Department of Internal Medicine, Johannes Gutenberg University of Mainz, Langenbeckstrasse 1, 55101, Mainz, Germany.
J Cancer Res Clin Oncol. 2011 Jul;137(7):1139-45. doi: 10.1007/s00432-011-0980-6. Epub 2011 Apr 6.
Molecular metastases are precursors of postoperative recurrence, detected by molecular-biological tools. Chemokines and their receptors contribute to dissemination and local immune recognition. A strong expression of the chemokine receptor CCR5 is associated with non-metastatic colorectal cancer and increased CD8+ T-cell infiltration. The aim of this study was to analyze whether CCR5 expression correlates with the presence of hepatic molecular metastases (MM).

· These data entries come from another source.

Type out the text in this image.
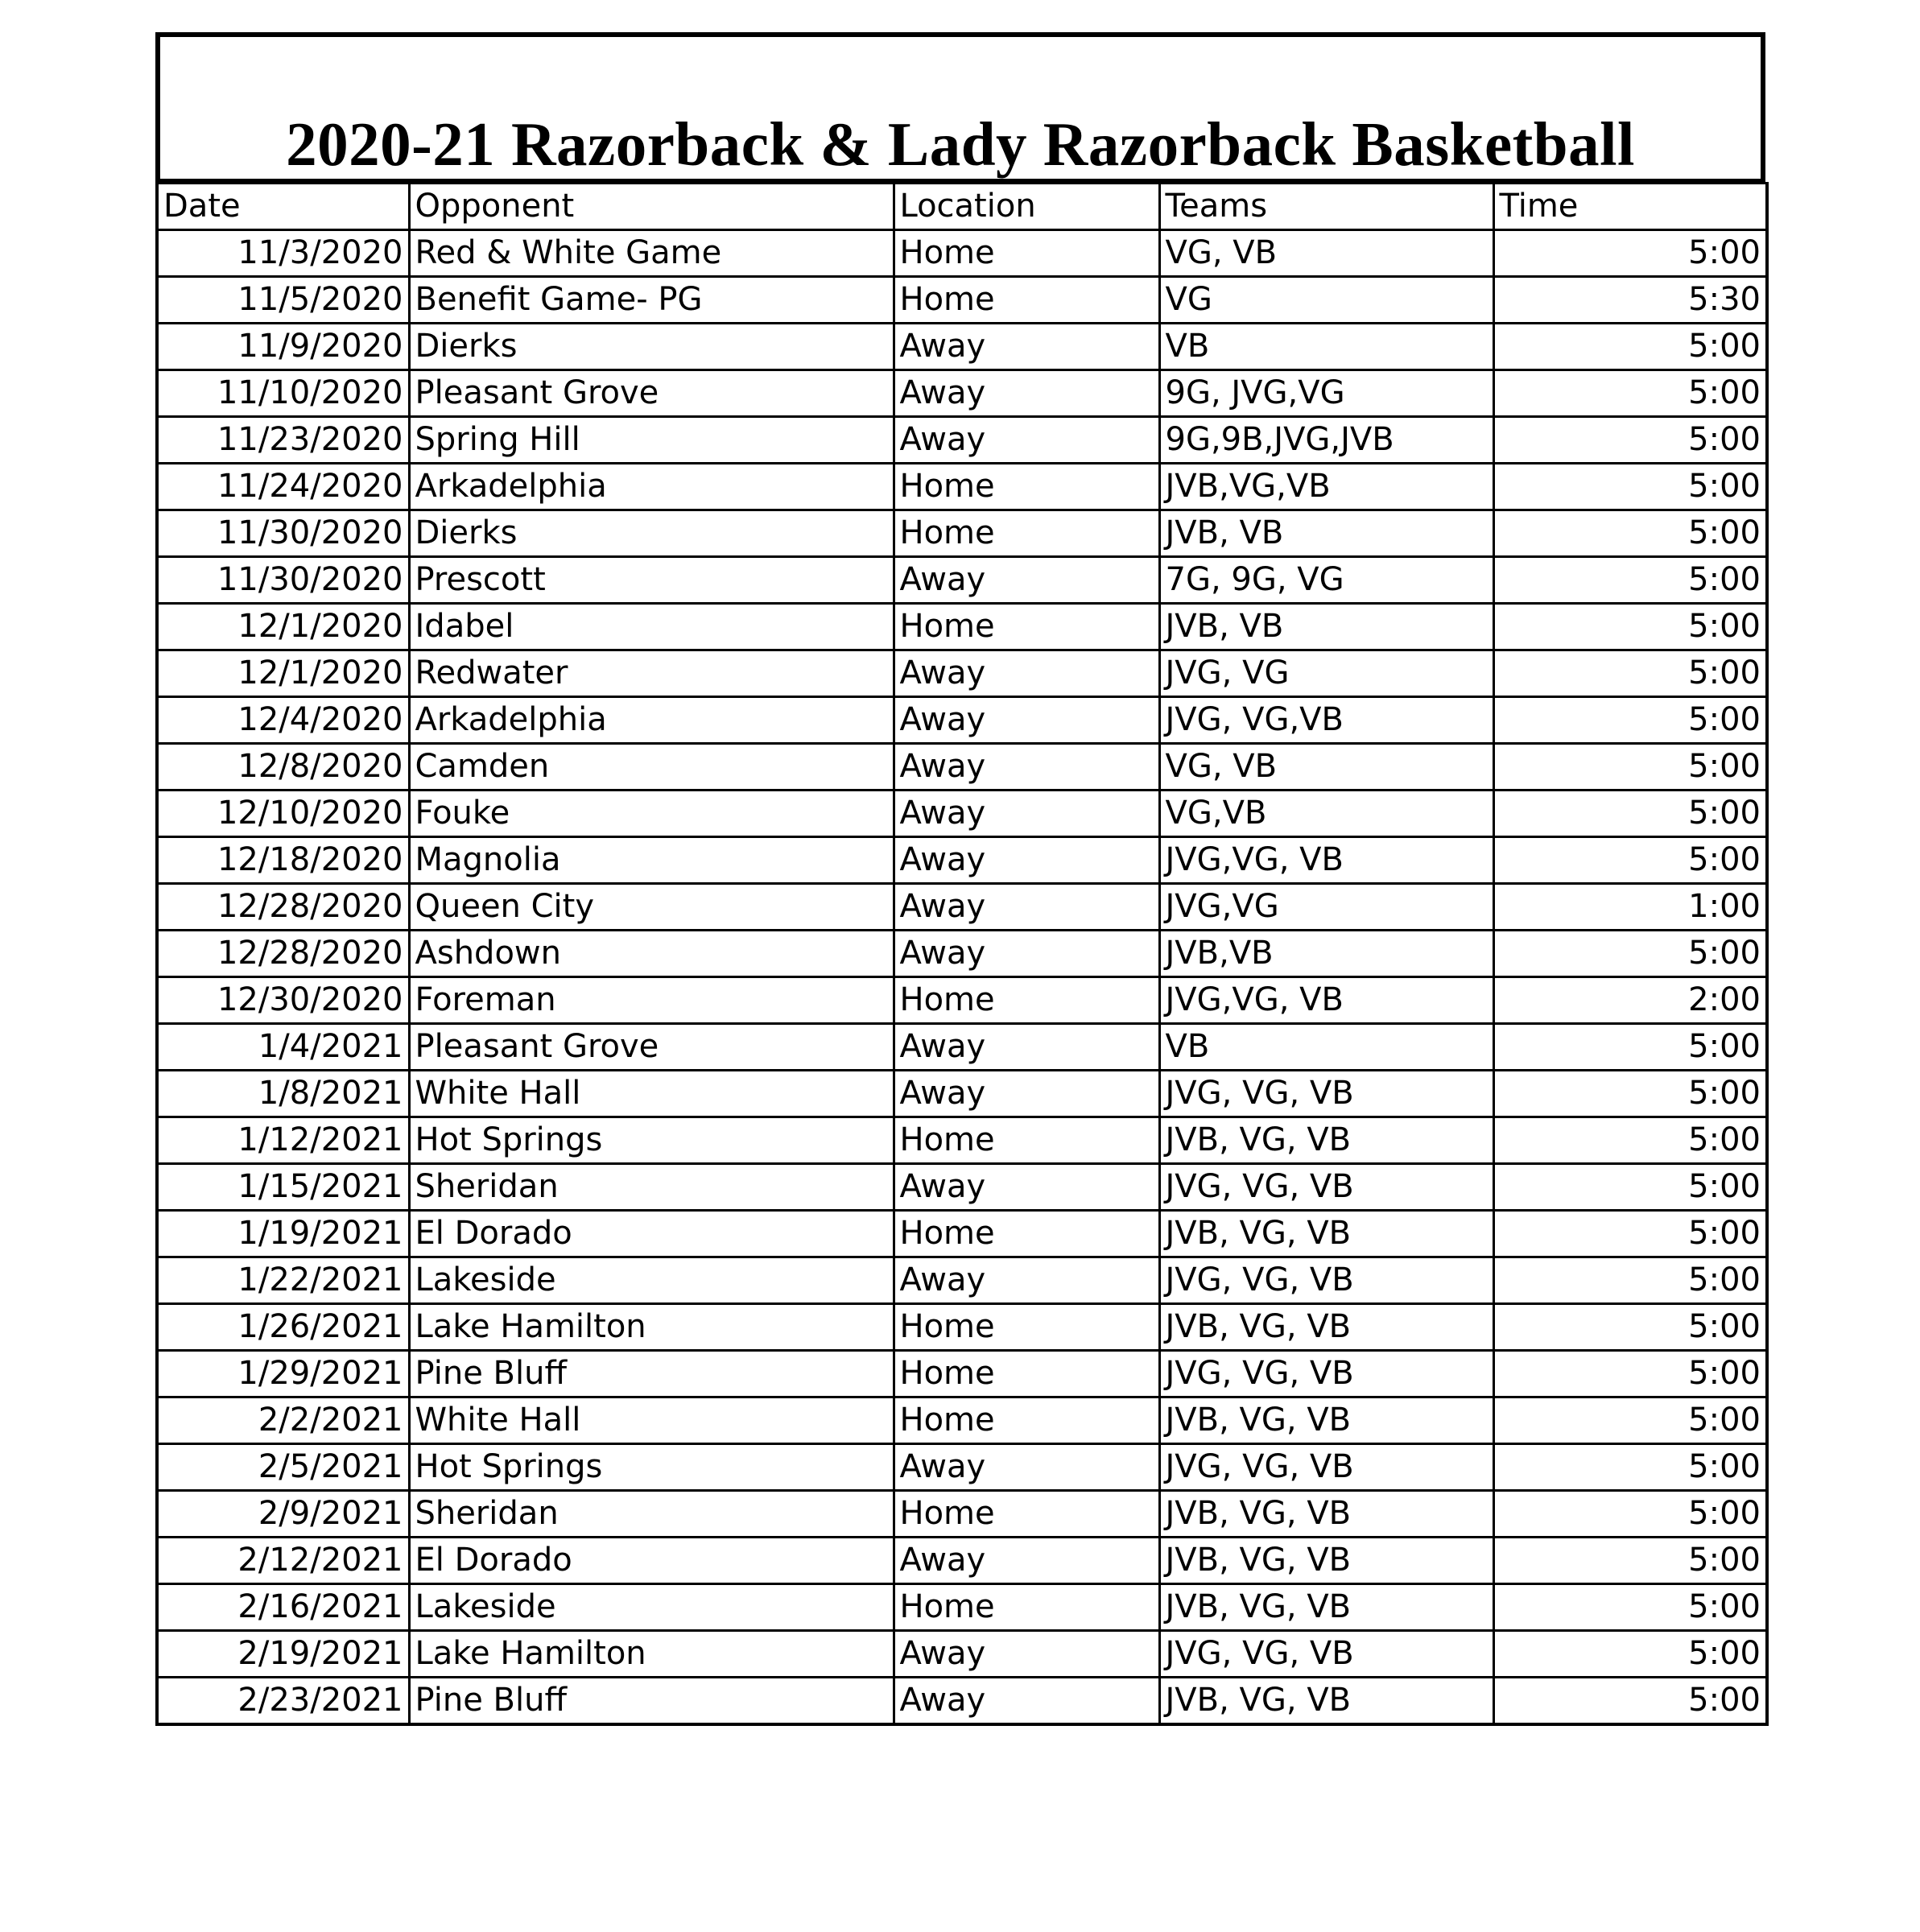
2020-21 Razorback & Lady Razorback Basketball
Date	Opponent	Location	Teams	Time
11/3/2020	Red & White Game	Home	VG, VB	5:00
11/5/2020	Benefit Game- PG	Home	VG	5:30
11/9/2020	Dierks	Away	VB	5:00
11/10/2020	Pleasant Grove	Away	9G, JVG,VG	5:00
11/23/2020	Spring Hill	Away	9G,9B,JVG,JVB	5:00
11/24/2020	Arkadelphia	Home	JVB,VG,VB	5:00
11/30/2020	Dierks	Home	JVB, VB	5:00
11/30/2020	Prescott	Away	7G, 9G, VG	5:00
12/1/2020	Idabel	Home	JVB, VB	5:00
12/1/2020	Redwater	Away	JVG, VG	5:00
12/4/2020	Arkadelphia	Away	JVG, VG,VB	5:00
12/8/2020	Camden	Away	VG, VB	5:00
12/10/2020	Fouke	Away	VG,VB	5:00
12/18/2020	Magnolia	Away	JVG,VG, VB	5:00
12/28/2020	Queen City	Away	JVG,VG	1:00
12/28/2020	Ashdown	Away	JVB,VB	5:00
12/30/2020	Foreman	Home	JVG,VG, VB	2:00
1/4/2021	Pleasant Grove	Away	VB	5:00
1/8/2021	White Hall	Away	JVG, VG, VB	5:00
1/12/2021	Hot Springs	Home	JVB, VG, VB	5:00
1/15/2021	Sheridan	Away	JVG, VG, VB	5:00
1/19/2021	El Dorado	Home	JVB, VG, VB	5:00
1/22/2021	Lakeside	Away	JVG, VG, VB	5:00
1/26/2021	Lake Hamilton	Home	JVB, VG, VB	5:00
1/29/2021	Pine Bluff	Home	JVG, VG, VB	5:00
2/2/2021	White Hall	Home	JVB, VG, VB	5:00
2/5/2021	Hot Springs	Away	JVG, VG, VB	5:00
2/9/2021	Sheridan	Home	JVB, VG, VB	5:00
2/12/2021	El Dorado	Away	JVB, VG, VB	5:00
2/16/2021	Lakeside	Home	JVB, VG, VB	5:00
2/19/2021	Lake Hamilton	Away	JVG, VG, VB	5:00
2/23/2021	Pine Bluff	Away	JVB, VG, VB	5:00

Ninety-three patients undergoing elective surgery for colorectal cancer were assessed. The K-ras mutation status was defined by PCR-RFLP, and the CCR5 expression status was analyzed by CCR5-specific reverse transcription (RT-PCR) analysis. Liver biopsy samples had been intra-operatively taken to screen for MM. MM were detected by K-ras-specific PCR-RFLP and nested CK20/GCC RT-PCR. Prevalence of MM was correlated with CCR5 expression status.

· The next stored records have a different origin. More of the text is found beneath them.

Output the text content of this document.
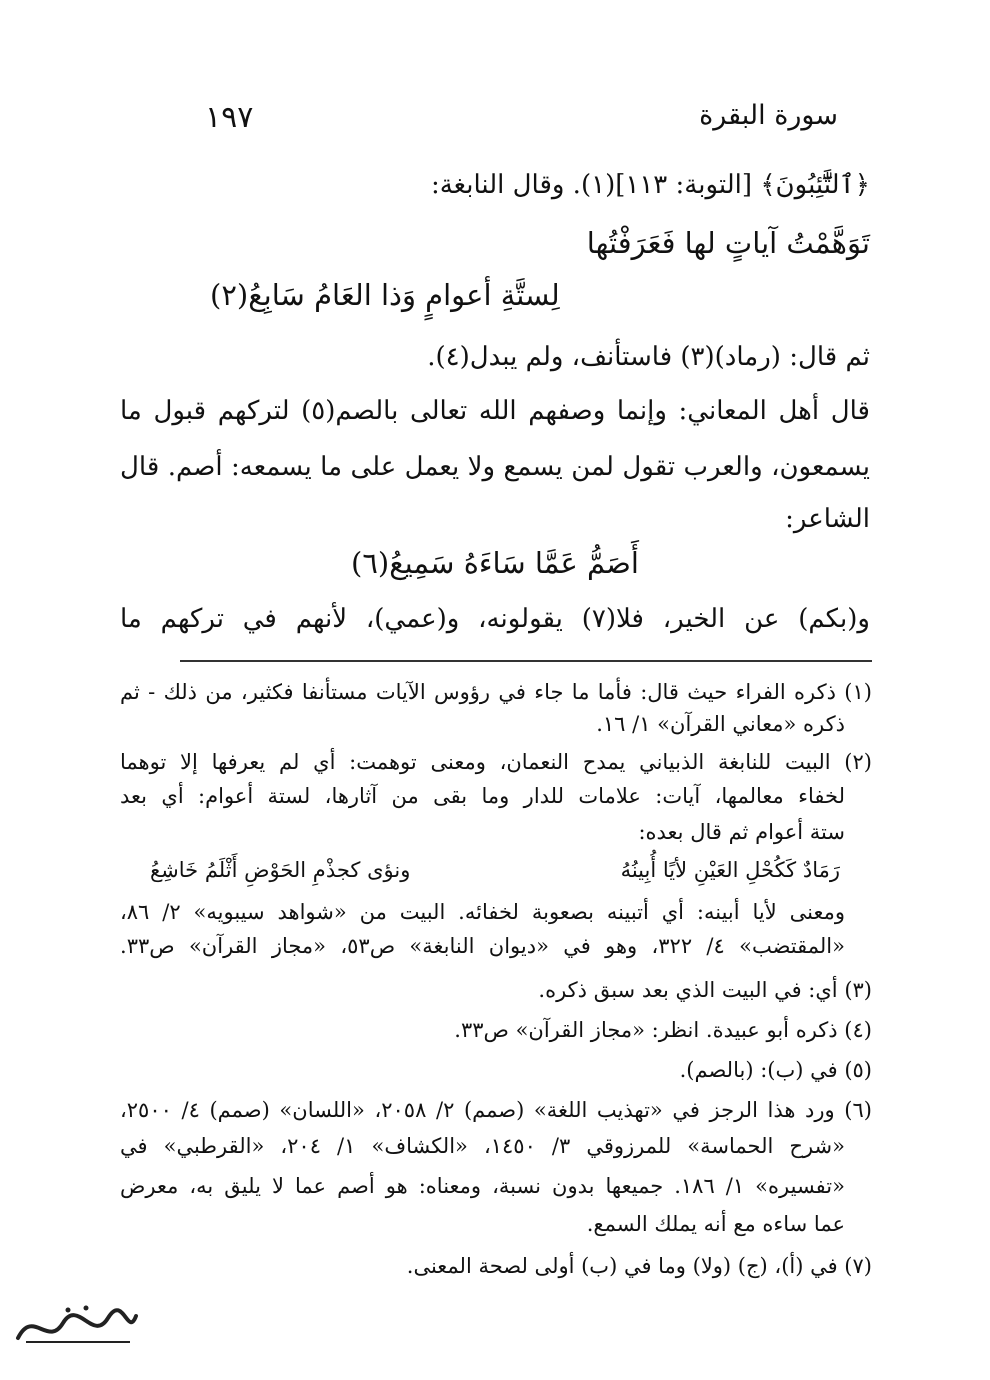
سورة البقرة
١٩٧
﴿ٱلتَّٰٓئِبُونَ﴾ [التوبة: ١١٣](١). وقال النابغة:
تَوَهَّمْتُ آياتٍ لها فَعَرَفْتُها
لِستَّةِ أعوامٍ وَذا العَامُ سَابِعُ(٢)
ثم قال: (رماد)(٣) فاستأنف، ولم يبدل(٤).
قال أهل المعاني: وإنما وصفهم الله تعالى بالصم(٥) لتركهم قبول ما
يسمعون، والعرب تقول لمن يسمع ولا يعمل على ما يسمعه: أصم. قال
الشاعر:
أَصَمُّ عَمَّا سَاءَهُ سَمِيعُ(٦)
و(بكم) عن الخير، فلا(٧) يقولونه، و(عمي)، لأنهم في تركهم ما
(١) ذكره الفراء حيث قال: فأما ما جاء في رؤوس الآيات مستأنفا فكثير، من ذلك - ثم
ذكره «معاني القرآن» ١/ ١٦.
(٢) البيت للنابغة الذبياني يمدح النعمان، ومعنى توهمت: أي لم يعرفها إلا توهما
لخفاء معالمها، آيات: علامات للدار وما بقى من آثارها، لستة أعوام: أي بعد
ستة أعوام ثم قال بعده:
رَمَادٌ كَكُحْلِ العَيْنِ لأيًا أُبِينُهُ
ونؤى كجذْمِ الحَوْضِ أَثْلَمُ خَاشِعُ
ومعنى لأيا أبينه: أي أتبينه بصعوبة لخفائه. البيت من «شواهد سيبويه» ٢/ ٨٦،
«المقتضب» ٤/ ٣٢٢، وهو في «ديوان النابغة» ص٥٣، «مجاز القرآن» ص٣٣.
(٣) أي: في البيت الذي بعد سبق ذكره.
(٤) ذكره أبو عبيدة. انظر: «مجاز القرآن» ص٣٣.
(٥) في (ب): (بالصم).
(٦) ورد هذا الرجز في «تهذيب اللغة» (صمم) ٢/ ٢٠٥٨، «اللسان» (صمم) ٤/ ٢٥٠٠،
«شرح الحماسة» للمرزوقي ٣/ ١٤٥٠، «الكشاف» ١/ ٢٠٤، «القرطبي» في
«تفسيره» ١/ ١٨٦. جميعها بدون نسبة، ومعناه: هو أصم عما لا يليق به، معرض
عما ساءه مع أنه يملك السمع.
(٧) في (أ)، (ج) (ولا) وما في (ب) أولى لصحة المعنى.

Human colorectal cancer harboured K-ras mutations in 53% (codon 12: 47%; codon 13: 6%) of cases. Among K-ras mutants, MM were detected in 27-53% of patients, dependent on the technique applied (K-ras-specific PCR-RFLP assay vs. nested CK20/GCC RT-PCR approach (P = 0.004)). CCR5 expression of K-ras mutants ranged from absent (23/49: 47%), weak (17/49: 35%), intermediate (4/49: 8%) to strong (5/49: 10%). MM were found in 30% of CCR5 negative and in 23% of CCR5 positive cancer patients by the K-ras-specific PCR-RFLP assay. The nested CK20/GCC RT-PCR assay detected MM in 87% of CCR5 negative and in 27% of CCR5 positive colorectal cancer patients (P = 0.00002).
Thus, CCR5 expression of the primary cancer might be a valuable biomarker indicating the absence of hepatic molecular metastases.

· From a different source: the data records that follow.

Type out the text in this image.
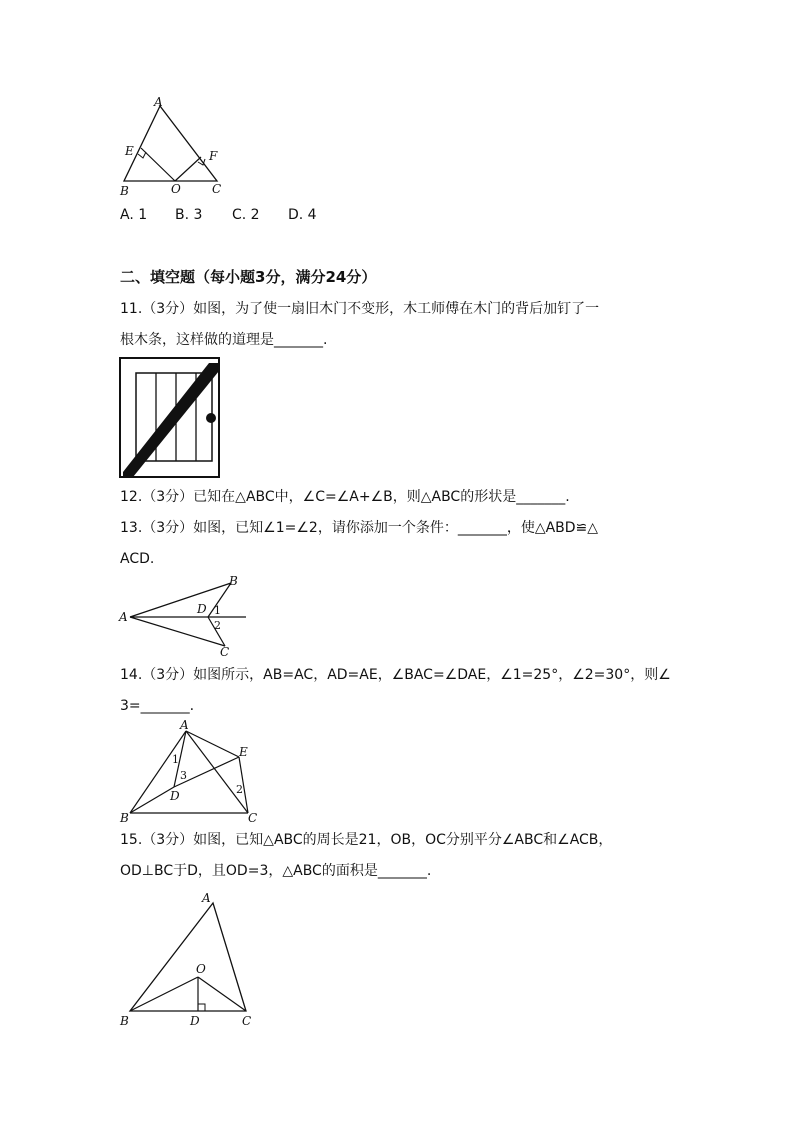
A
E	F
B	O	C
A. 1 B. 3 C. 2 D. 4
二、填空题（每小题3分，满分24分）
11.（3分）如图，为了使一扇旧木门不变形，木工师傅在木门的背后加钉了一
根木条，这样做的道理是_______.
12.（3分）已知在△ABC中，∠C=∠A+∠B，则△ABC的形状是_______.
13.（3分）如图，已知∠1=∠2，请你添加一个条件：_______，使△ABD≌△
ACD.
A
B
D 1
2
C
14.（3分）如图所示，AB=AC，AD=AE，∠BAC=∠DAE，∠1=25°，∠2=30°，则∠
3=_______.
A
E
1
3
D	2
B	C
15.（3分）如图，已知△ABC的周长是21，OB，OC分别平分∠ABC和∠ACB，
OD⊥BC于D，且OD=3，△ABC的面积是_______.
A
O
B	D	C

分子转移是术后复发的前兆,可通过分子生物学工具检测到。趋化因子及其受体有助于扩散和局部免疫识别。趋化因子受体 CCR5 的强烈表达与非转移性结直肠癌和增加的 CD8+T 细胞浸润有关。本研究旨在分析 CCR5 表达是否与肝内分子转移(MM)的存在相关。
评估了 93 例接受结直肠癌择期手术的患者。通过 PCR-RFLP 定义 K-ras 突变状态,并通过 CCR5 特异性逆转录(RT-PCR)分析分析 CCR5 表达状态。术中取肝活检样本筛查 MM。通过 K-ras 特异性 PCR-RFLP 和嵌套 CK20/GCC RT-PCR 检测 MM。将 MM 的患病率与 CCR5 表达状态相关联。
人类结直肠癌中有 53%(密码子 12:47%;密码子 13:6%)存在 K-ras 突变。在 K-ras 突变体中,依赖于所应用的技术(K-ras 特异性 PCR-RFLP 检测与嵌套 CK20/GCC RT-PCR 方法(P=0.004)),在 27-53%的患者中检测到 MM。K-ras 突变体的 CCR5 表达从缺失(23/49:47%)、弱(17/49:35%)、中等(4/49:8%)到强(5/49:10%)不等。通过 K-ras 特异性 PCR-RFLP 检测,在 30%的 CCR5 阴性和 23%的 CCR5 阳性癌症患者中发现 MM。嵌套 CK20/GCC RT-PCR 检测在 87%的 CCR5 阴性和 27%的 CCR5 阳性结直肠癌患者中检测到 MM(P=0.00002)。
因此,原发性癌症的 CCR5 表达可能是一种有价值的生物标志物,表明不存在肝内分子转移。